「推しカプを拝みたいだけ」で王子の婚約者選抜試験に参加したのに、気がつけば王子の子を妊娠してました
 こうして、リーゼを確保するための婚約者試験の準備ができ、無事に招待状が届いたのが今。
 もちろん、ニーナは王家の紋章が正式に入った招待状くらいで、リーゼをちゃんと王宮に、それも婚約者候補の1人として連れて行けるとは思っていない。
 リーゼの行動動機は「推し」に関する全て。
 推しを愛し、推しのために行動し、推しを広めることこそが生きがいだと、リーゼは寝言でまで言うほどだ。
 これを、利用しない手はないだろう。

「リーゼ様、この招待状は間違いなくリーゼ様が招待された、という証なのは、お分かりですね」
「……リーゼ・ブラウニーという名前のご令嬢が他にいる可能性は」
「あるわけないでしょう」
「まあ、そうなんですの?」

 たとえ同姓同名がいたとしても、王子が欲しているのは、目の前にいる令嬢なのは間違いない。
 むしろ同姓同名の別人が王宮に来てしまった日には、ニーナが王子から「約束が違うではないか!」と、不労所得につながる契約がなかったことにされるに違いない。
 そんなことは、断じてあってはならない。
 だからニーナは、エドヴィン王子と裏取引をしてから今日の今日まで、イヤイヤではなく、意気揚々とリーゼが王宮に行きたくなるような理由づけを考えた。
 自信は、ある。

「リーゼ様、この催しには確実にアレクサンドラ様もいらっしゃるでしょう」
「当たり前でしょう。いらっしゃらなければ、世界が崩壊してしまうわ」
「……まあ、じゃあそういうことにしておくとして……と、いうことはですよ、リーゼ様。久しぶりに、生エドアレが見られますよ」
「はっ!言われてみれば……」

 エドアレというのは、この2人のカップリングをの略称。もちろん名付けたのはリーゼだ。
 ちなみにリーゼが、エドヴィン王子とアレクサンドラのセットを目にしたのは数ヶ月前の舞踏会以来。
 日々お手製彫刻とか絵で心を紛らわせているとはいえ……ニーナは確信があった。
 生のエドアレに、リーゼが飢えているということを。

「つまり、この婚約者試験に行けば」
「生エドアレを堪能できるのね。滾る」

 でも、生エドアレを眺めるだけであれば、機会は他にもある。
 99.9%心変わりすることはないと思いつつ、最後の0.1%の可能性も、ニーナは握り潰しに行く。

「しかも、リーゼ様」
「何?」
「もしかすると、リーゼ様がアレクサンドラ様のサポートをしてアレクサンドラ様が婚約者として認められるかもしれませんよ」
「え!?」

 つまり、推しのために自分を捧げたい欲を存分に持つリーゼに、最上級の餌をチラつかせるのだ。
 自分の存在が、推しの幸せ(と、リーゼだけが思っている)を確固たるものにする、という。

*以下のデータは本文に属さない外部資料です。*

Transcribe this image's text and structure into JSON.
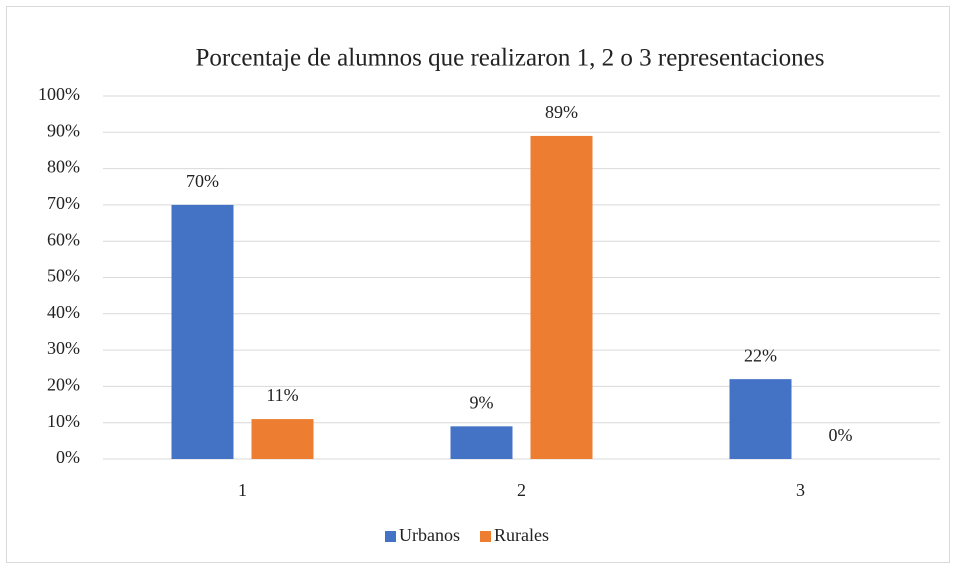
{
  "chart_data": {
    "type": "bar",
    "title": "Porcentaje de alumnos que realizaron 1, 2 o  3 representaciones",
    "categories": [
      "1",
      "2",
      "3"
    ],
    "series": [
      {
        "name": "Urbanos",
        "color": "#4472c4",
        "values": [
          70,
          9,
          22
        ],
        "value_labels": [
          "70%",
          "9%",
          "22%"
        ]
      },
      {
        "name": "Rurales",
        "color": "#ed7d31",
        "values": [
          11,
          89,
          0
        ],
        "value_labels": [
          "11%",
          "89%",
          "0%"
        ]
      }
    ],
    "ylim": [
      0,
      100
    ],
    "yticks": [
      {
        "value": 0,
        "label": "0%"
      },
      {
        "value": 10,
        "label": "10%"
      },
      {
        "value": 20,
        "label": "20%"
      },
      {
        "value": 30,
        "label": "30%"
      },
      {
        "value": 40,
        "label": "40%"
      },
      {
        "value": 50,
        "label": "50%"
      },
      {
        "value": 60,
        "label": "60%"
      },
      {
        "value": 70,
        "label": "70%"
      },
      {
        "value": 80,
        "label": "80%"
      },
      {
        "value": 90,
        "label": "90%"
      },
      {
        "value": 100,
        "label": "100%"
      }
    ],
    "grid": true,
    "legend": "bottom"
  }
}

「婚約者試験の中に、裁縫や芸術の試験があるらしいです」
「どうしてそんなことを知ってるの?」

 どうしても何も、王子と2人で、リーゼが勝つために作った試験だから……などと言えないニーナは

「他国の試験で似たようなものがあったそうです」

 さらりと嘘を言ってのけた。
 ちなみにニーナには、他国の王家の婚姻事情を知る術はない。

「まあ、そうなの」
「芸術と裁縫は、リーゼ様お得意中のお得意ですよね」
「そんな、得意って言えるほどでは」

 あれを得意と言えなかったら、誰が得意なんだよ、と言いたくなる気持ちをグッと堪えながら、ニーナは続けた。
 絶対に、リーゼが意志を持って婚約者試験に行き、実力も発揮しまくるための言葉を。

「リーゼ様がアレクサンドラ様の試験のサポートをして差し上げると、アレクサンドラ様がお喜びになるのでは」
「喜んで!」

 よし即答、と心の中で何度もガッツポーズをしたニーナ。

「萌えは、心の栄養素よ。そして萌えの源泉こそ、推しの幸福。この私が、守ってあげる!」

 別の意味でやる気満々なリーゼに、少々頭を抱えそうになりつつも、無事に婚約者試験に送り込むことに成功した
ニーナは、近い将来来るかもしれない不労所得生活が始まった時の妄想をしながら、リーゼがほとんど手につけなかったお菓子とお茶を片付けた。